Bila ada yang tidak terdampak dengan situasi pandemi Covid-19 Corona yang melanda dunia saat ini, mungkin hanya ada segelintir orang. Yaitu orang yang hidup terasing, menyepi atau kelompok kecil yang hidup di pedalaman hutan atau lautan, jauh dari hiruk pikuk interaksi khalayak ramai dan menyatu dengan alam. Wabah ini menyebabkan krisis diberbagai belahan dunia, tidak peduli siapa dan negara mana.
Pedagang kecil hingga pengusaha besar mengeluh. Buruh, pegawai, tenaga kesehatan, apapun profesinya ikut kena imbas. Pemerintah mati-matian mengambil berbagai kebijakan penanggulangan bencana non alam ini. Pandemi Corona telah melahirkan ketidakpastian dan kekhawatiran bagi masyarakat dunia. Perlu sikap bijak bagi kita menghadapinya.
Tetap tenang serta sabar adalah setengah dari kemenangan menghadapi situasi seperti ini. Namun bagi yang tidak tenang serta cemas berlebihan, juga melahirkan kepanikan yang berlebihan pula. Penimbunan barang, penarikan uang tabungan atau investasi secara besar-besaran, maupun tindakan spekalutif menimbun masker misalnya, hanya melahirkan kepanikan-kepanikan baru. Kepanikan berlebihan itu, bisa karena kurangnya pengetahuan, mencari keuntungan sendiri dan termakan isu yang tidak benar alias hoaks.
Di tengah bencana wabah seperti inilah, perlu sikap bijak dan cerdas. Setidaknya ini bisa membantu bagi diri sendiri serta keluarga, maupun negara kita. Yaitu tetap menabung di tengah pendemi Covid-19 Corona. Menabung di tengah pandemi, bisa saja dilakukan semua orang dengan menyesuaikan dengan kondisi masing-masing orang.
Menabung, ya menabung. Tetap menabung dalam situasi saat ini. Menabung tidak juga mesti dalam bentuk uang. Bisa menabung dalam bentuk pangan, tanaman, tulisan, keahlian atau belajar, maupun menabung amal di tengah wabah yang melewati bulan suci Ramadhan kali ini. Tetap menabung di tengah bencana.
Menabung pada dasarnya mengajarkan kita hidup hemat dan sederhana serta antisipasi akan masa depan. Ada kalanya, sekecil apapun, dalam bentuk apapun tabungan menjadi penyelamat atau penolong dalam kehidupan. Banyak cerita tabungan membantu saat-saat sulit dan kritis. Entah untuk biaya sekolah, berobat hingga memenuhi kebutuhan mendesak seperti saat bencana atau kondisi tidak terduga.
Seorang teman bercerita, pada era sembilan puluhan orang tuanya pernah kebingungan untuk membayar biaya operasi kelahiran adiknya yang ketiga. Di saat itu, orang tuanya yang perantau dan berprofesi tukang becak ingat memiliki "celengan" uang logam yang dikumpulkan di dapur. Ya di dapur, di dapur tanah uang logam tersebut selalu disisihkan usai pulang menarik becak. Setelah dihitung, uang logam yang seakan tidak dipedulikan tersebut lebih dari cukup untuk biaya operasi.

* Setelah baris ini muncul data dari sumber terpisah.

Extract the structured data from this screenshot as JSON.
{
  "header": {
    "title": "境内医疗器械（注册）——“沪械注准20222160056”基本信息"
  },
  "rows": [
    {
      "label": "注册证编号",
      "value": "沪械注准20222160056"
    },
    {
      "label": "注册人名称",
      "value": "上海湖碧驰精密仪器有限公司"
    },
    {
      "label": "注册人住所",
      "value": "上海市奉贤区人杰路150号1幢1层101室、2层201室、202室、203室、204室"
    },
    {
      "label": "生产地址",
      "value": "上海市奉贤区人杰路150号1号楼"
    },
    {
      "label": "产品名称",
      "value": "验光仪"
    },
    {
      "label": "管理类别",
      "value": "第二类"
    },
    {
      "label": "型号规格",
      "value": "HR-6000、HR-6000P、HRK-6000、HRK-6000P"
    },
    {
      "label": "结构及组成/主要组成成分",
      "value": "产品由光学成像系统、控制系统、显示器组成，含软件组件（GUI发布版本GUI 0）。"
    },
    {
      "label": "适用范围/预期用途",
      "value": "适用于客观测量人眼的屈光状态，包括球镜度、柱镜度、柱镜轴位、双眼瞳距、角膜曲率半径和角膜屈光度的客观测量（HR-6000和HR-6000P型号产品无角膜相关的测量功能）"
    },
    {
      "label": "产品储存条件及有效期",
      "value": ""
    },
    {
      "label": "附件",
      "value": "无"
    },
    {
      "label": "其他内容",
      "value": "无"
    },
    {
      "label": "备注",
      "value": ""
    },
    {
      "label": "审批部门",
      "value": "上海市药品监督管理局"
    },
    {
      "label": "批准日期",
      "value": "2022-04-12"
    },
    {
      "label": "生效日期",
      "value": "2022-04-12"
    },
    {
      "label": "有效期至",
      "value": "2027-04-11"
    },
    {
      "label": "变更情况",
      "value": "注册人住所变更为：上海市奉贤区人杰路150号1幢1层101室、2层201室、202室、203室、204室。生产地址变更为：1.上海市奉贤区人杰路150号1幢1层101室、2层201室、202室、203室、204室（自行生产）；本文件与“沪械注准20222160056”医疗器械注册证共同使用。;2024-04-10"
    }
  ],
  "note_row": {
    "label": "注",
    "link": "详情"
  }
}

Ya banyak cerita orang tertolong dengan tabungan. Banyak suka, orang mendapatkan cita-cita atau keinginan akan sesuatu dengan tabungan. Penulis sendiri berkali-kali diselamatkan tabungan untuk urusan belajar maupun membeli buku-buku idaman. Uang yang dikumpulkan dari hasil panen pinang yang menjadi tanaman pagar batas tanah dengan tetangga itu menjelma menjadi berbagai buku-buku semasa kuliah. Belajar dari itu, di tengah kondisi seperti ini, tabungan tentu menjadi sangat berarti.
Menabung sudah diajarkan oleh orang tua sejak dini. Contoh sederhana menabung dengan celengan untuk uang recehan. Kita merasa sangat bangga bisa membeli sesuatu dari uang memecah celengan. Pada kearifan lokal, menabung bisa dalam bentuk lumbung pangan.
Selain untuk memenuhi kebutuhan saat itu, hasil panen padi, jagung, kacang dan lainnya disimpan sebagian untuk makanan ke depan dan sebagai benih.